A fotografia em que o poeta pensa (“Penso na foto”) se encontra à vista de todos: é o poema Fotografia. Roland Barthes fala, em A câmara clara, do termo punctum, aquele ponto da foto que magnetiza a atenção, que fere e punge, que se expande naquele que olha. O punctum é “também picada, pequeno buraco, pequena mancha, pequeno corte — e também lance de dados”. Em poema tão denso e condensado, não seria exagero afirmar que todo ele é um grande punctum, que pede um olhar de detalhe, que transite entre as estrofes, versos, palavras, sílabas.

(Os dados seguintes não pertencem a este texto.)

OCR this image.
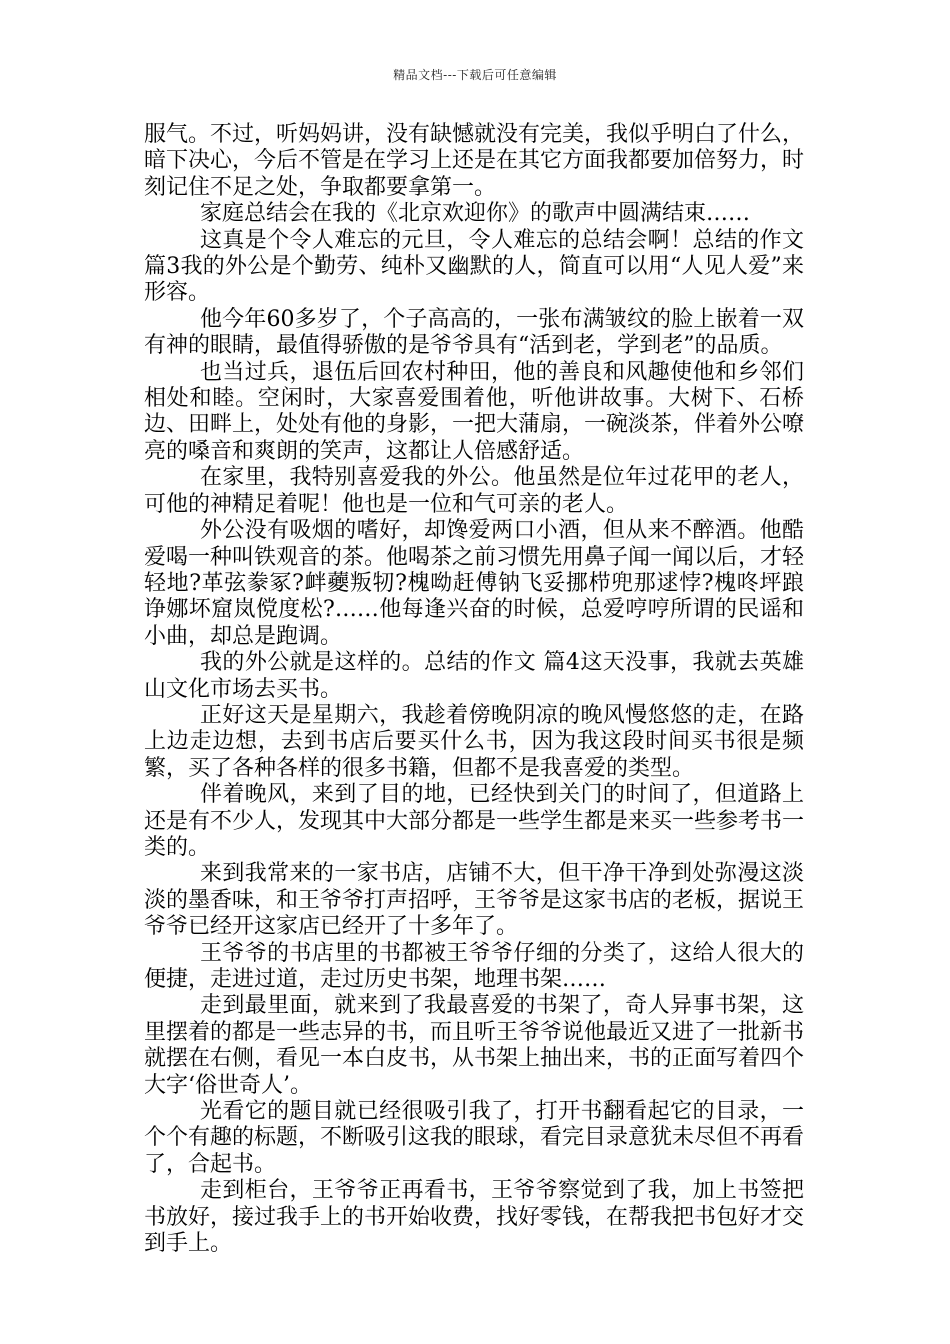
精品文档---下载后可任意编辑

服气。不过，听妈妈讲，没有缺憾就没有完美，我似乎明白了什么，暗下决心，今后不管是在学习上还是在其它方面我都要加倍努力，时刻记住不足之处，争取都要拿第一。

家庭总结会在我的《北京欢迎你》的歌声中圆满结束……

这真是个令人难忘的元旦，令人难忘的总结会啊！总结的作文 篇3我的外公是个勤劳、纯朴又幽默的人，简直可以用“人见人爱”来形容。

他今年60多岁了，个子高高的，一张布满皱纹的脸上嵌着一双有神的眼睛，最值得骄傲的是爷爷具有“活到老，学到老”的品质。

也当过兵，退伍后回农村种田，他的善良和风趣使他和乡邻们相处和睦。空闲时，大家喜爱围着他，听他讲故事。大树下、石桥边、田畔上，处处有他的身影，一把大蒲扇，一碗淡茶，伴着外公嘹亮的嗓音和爽朗的笑声，这都让人倍感舒适。

在家里，我特别喜爱我的外公。他虽然是位年过花甲的老人，可他的神精足着呢！他也是一位和气可亲的老人。

外公没有吸烟的嗜好，却馋爱两口小酒，但从来不醉酒。他酷爱喝一种叫铁观音的茶。他喝茶之前习惯先用鼻子闻一闻以后，才轻轻地?革弦豢冢?衅虁叛牣?槐呦赶傅钠飞妥挪栉兜那逑悖?槐咚坪踉诤娜坏窟岚傥度松?……他每逢兴奋的时候，总爱哼哼所谓的民谣和小曲，却总是跑调。

我的外公就是这样的。总结的作文 篇4这天没事，我就去英雄山文化市场去买书。

正好这天是星期六，我趁着傍晚阴凉的晚风慢悠悠的走，在路上边走边想，去到书店后要买什么书，因为我这段时间买书很是频繁，买了各种各样的很多书籍，但都不是我喜爱的类型。

伴着晚风，来到了目的地，已经快到关门的时间了，但道路上还是有不少人，发现其中大部分都是一些学生都是来买一些参考书一类的。

来到我常来的一家书店，店铺不大，但干净干净到处弥漫这淡淡的墨香味，和王爷爷打声招呼，王爷爷是这家书店的老板，据说王爷爷已经开这家店已经开了十多年了。

王爷爷的书店里的书都被王爷爷仔细的分类了，这给人很大的便捷，走进过道，走过历史书架，地理书架……

走到最里面，就来到了我最喜爱的书架了，奇人异事书架，这里摆着的都是一些志异的书，而且听王爷爷说他最近又进了一批新书就摆在右侧，看见一本白皮书，从书架上抽出来，书的正面写着四个大字‘俗世奇人’。

光看它的题目就已经很吸引我了，打开书翻看起它的目录，一个个有趣的标题，不断吸引这我的眼球，看完目录意犹未尽但不再看了，合起书。

走到柜台，王爷爷正再看书，王爷爷察觉到了我，加上书签把书放好，接过我手上的书开始收费，找好零钱，在帮我把书包好才交到手上。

Cinco estrofes sustentam a arquitetura visual do poema: em movimento descendente (como a calçada “em declive”), temos uma primeira estrofe com 5 versos, depois uma com 4, mais 2 estrofes com 2 versos e uma última estrofe também com 2 versos, mas “fraturada”: o dístico, como já se apontou, se compõe apenas de duas palavras que, já espacialmente, se contradizem: a vontade de solidariedade esbarra e para numa percepção de inutilidade. O sentido antitético dos adjetivos — solidário/imprestável — se reforça visualmente, quando postos em oposição recíproca. Vindo do mesmo sujeito, o sentimento conflituoso se mistura, se atrita e se estreita, haja vista a semelhança entre os termos, paroxítonos e com acentuada rima em /a/.
A escansão dos versos auxilia no entendimento da obra. Estrofe a estrofe, temos a sequência rítmica: 2/4/3/4/3 — 2/4/4/7 — 7/7 (ou 7/8) — 4/4 — 3/3. Vê-se que os versos se alongam até o núcleo do poema e retornam, reduzidos, ao tamanho do início. Mas o paralelismo é bastante visível: os primeiros versos das duas estrofes iniciais possuem 2 sílabas poéticas; na 1ª estrofe, como se ajustando o foco da câmara, os versos variam sutilmente em sua extensão; nas demais estrofes, a simetria se impõe (considerada a tensão possível no verso 11). De modo semelhante, as rimas — todas toantes — se espalham ao longo do curto poema, entre “cócoras / ora / caixotes / (sobras) / repolho / foto ”, “pragueja / mulher / testa”, “marquise / declive”, “oculta / chorume”, “embriagada / solidário / imprestável”.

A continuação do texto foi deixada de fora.